Às vezes é bom sair um pouco da realidade, entrar em um personagem e criar um universo novo, seu. A fotografia me proporciona essa possibilidade. Usar minha imaginação para criar cenários que não consigo viver no dia a dia. De vez em quando é bom, o desafio de encarar um personagem, por alguns minutos.
Hoje quando minha irmã acabou de me maquiar para a sessão de fotos levei um susto, hahaha! Fazia muito, muito tempo que não usava maquiagem forte. Ao mesmo tempo foi divertido, porque eu sabia que poderia “viver” nas fotos uma personagem inspirada em musas medievais, na poesia de artistas e fotógrafos que me inspiram.

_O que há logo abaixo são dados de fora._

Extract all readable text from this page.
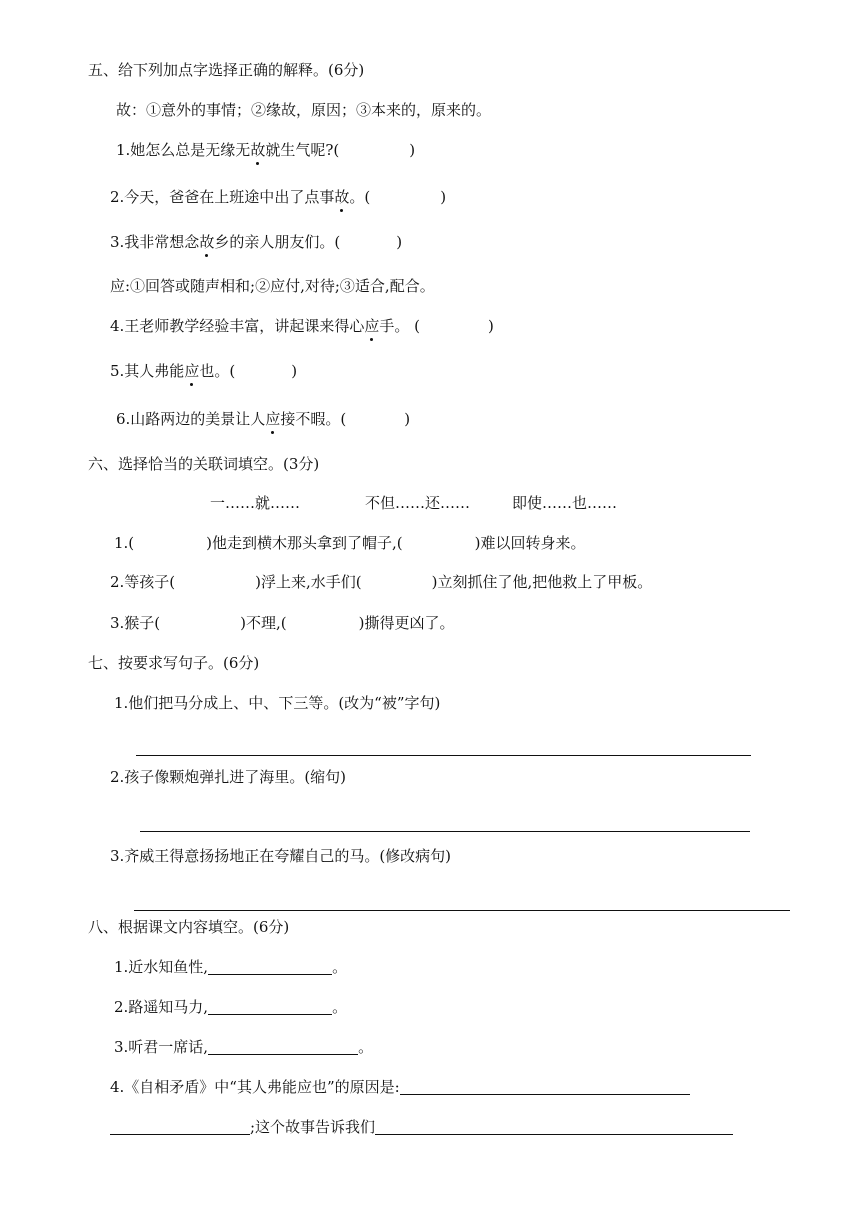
五、给下列加点字选择正确的解释。(6分)
故：①意外的事情；②缘故，原因；③本来的，原来的。
1.她怎么总是无缘无故就生气呢?(	)
2.今天，爸爸在上班途中出了点事故。(	)
3.我非常想念故乡的亲人朋友们。(	)
应:①回答或随声相和;②应付,对待;③适合,配合。
4.王老师教学经验丰富，讲起课来得心应手。 (	)
5.其人弗能应也。(	)
6.山路两边的美景让人应接不暇。(	)
六、选择恰当的关联词填空。(3分)
一……就……	不但……还……	即使……也……
1.(	)他走到横木那头拿到了帽子,(	)难以回转身来。
2.等孩子(	)浮上来,水手们(	)立刻抓住了他,把他救上了甲板。
3.猴子(	)不理,(	)撕得更凶了。
七、按要求写句子。(6分)
1.他们把马分成上、中、下三等。(改为“被”字句)
2.孩子像颗炮弹扎进了海里。(缩句)
3.齐威王得意扬扬地正在夸耀自己的马。(修改病句)
八、根据课文内容填空。(6分)
1.近水知鱼性,	。
2.路遥知马力,	。
3.听君一席话,	。
4.《自相矛盾》中“其人弗能应也”的原因是:
;这个故事告诉我们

Algumas pessoas já me perguntaram de onde tiro ideias para as fotografias, então decidi compartilhar um pouco do processo de criação das fotos acima. Acho legal falar um pouco sobre isso, porque como não são fotos de estilo de vida, diários, natureza, etc, precisei criar um conceito para elas. E para criar esse conceito foi preciso beber um pouco de cada fonte como pintura, música, cinema e literatura.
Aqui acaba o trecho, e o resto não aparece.